第5章对峙(2 / 2)
我跪坐在地上,光点汇聚成的波浪呈圆圈状从我的裤腿和血液向周围扩散,这些人狞笑着将我包围,只当耳畔吹拂而过的微风,却没看见,这片地带的构造正在我的瞳孔深处发着光。
这句话很有用,面积周围人互相看看,看来还真的有些忌惮。面罩男不愧是领头的,脑袋都比别人少了一根筋:“我们很愿意听听你的光辉履历,在见到我们老大以后。”
我说:“3”
他没听清,看了我两秒,又在看见我的表情以后目露凶光,狠狠踩上我的伤口:“你最好给我老实点!”
我弓起身子,血液完全染红了纱布,并且没出息地大叫起来。这份大叫取悦了他们,但取悦不会令他们仁慈,面罩男又碾了碾我的伤口。
我眼前发黑,浑身冒汗,但是喉咙稍稍缓过来:“2”
这次所有人都听见了,因为一瞬间有数十把枪同一时间指向我,甚至先于面罩男下达的指令。即使我是一个被剥夺了行动能力,手无寸铁的女人,这份未知的倒计时依然敲响了他们内心深处最警觉的东西。

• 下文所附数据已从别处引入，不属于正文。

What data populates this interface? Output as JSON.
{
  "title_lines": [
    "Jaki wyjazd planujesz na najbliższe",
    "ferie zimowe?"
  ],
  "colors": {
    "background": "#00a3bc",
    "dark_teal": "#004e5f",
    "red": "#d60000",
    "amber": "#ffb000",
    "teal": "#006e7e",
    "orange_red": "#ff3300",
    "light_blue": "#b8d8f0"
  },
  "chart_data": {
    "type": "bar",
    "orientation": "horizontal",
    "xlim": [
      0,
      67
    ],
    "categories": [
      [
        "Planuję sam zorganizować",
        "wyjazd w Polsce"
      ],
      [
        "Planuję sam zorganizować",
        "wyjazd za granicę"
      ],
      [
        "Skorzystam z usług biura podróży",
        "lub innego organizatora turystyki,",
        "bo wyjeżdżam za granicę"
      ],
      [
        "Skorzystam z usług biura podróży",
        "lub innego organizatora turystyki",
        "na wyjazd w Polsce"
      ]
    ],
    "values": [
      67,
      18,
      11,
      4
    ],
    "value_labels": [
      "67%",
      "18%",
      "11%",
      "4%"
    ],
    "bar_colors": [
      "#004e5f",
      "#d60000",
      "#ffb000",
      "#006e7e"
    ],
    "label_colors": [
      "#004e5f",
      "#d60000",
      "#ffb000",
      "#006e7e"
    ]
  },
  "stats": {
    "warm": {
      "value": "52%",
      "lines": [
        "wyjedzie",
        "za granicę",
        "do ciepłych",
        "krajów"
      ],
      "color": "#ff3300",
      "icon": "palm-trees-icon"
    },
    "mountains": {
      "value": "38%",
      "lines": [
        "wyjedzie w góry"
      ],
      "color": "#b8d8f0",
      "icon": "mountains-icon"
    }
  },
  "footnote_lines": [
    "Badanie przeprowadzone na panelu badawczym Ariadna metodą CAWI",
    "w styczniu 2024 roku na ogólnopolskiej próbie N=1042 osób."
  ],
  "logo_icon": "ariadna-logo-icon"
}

“闭嘴!”面罩男没再逞嘴快,即使他对手下们的擅自行动表示了愤怒,但现在他终于愿意将更多注意力放到我身上了。
我是个好说话的人,他不让我数下去,我便真的停了嘴,并给他们最后一次机会:“你们的老大是谁?”
真奇妙,明明我才是快要流干血液,被众人团团围住的羔羊。此时此刻,攻守之地却产生了对调,由我发问,给予他们垂死挣扎的机会。
面罩男紧紧盯着我,色厉内荏道:“你也不用在这里嚣张。我们老大是一个能够玩弄所有人于鼓掌之中的,可怕的男人。你有什么花招大可以用出来,等见到他,你会后悔你现在的不识好歹。”
是吗,我很期待。
我最后问:“你还有什么想说的吗?”
面罩男脸色大变,而在人群中的某个黑衣人终于忍受不住,对我扣动了扳机。
他的反应很出色,很可惜,我眼中的光芒比子弹更快。
【异能力昨天你好】
只一瞬间,世界便安静了。
流着血液的黑色轿车、面罩男还有那些黑衣人,都消失的无影无踪。
这片以人潮为界限的空间被不可见的时光切割,徒留过去的影像留下。空旷的马路上,只有一辆24小时前于此经过的车辆静静定格在我脚边,那是一辆纯白色的吉普,驾驶位空无一人。正确时间线的这一辆也许已经被司机开到川崎去了,换言之,眼前这辆从过去延申而来的影子,就可以算我的。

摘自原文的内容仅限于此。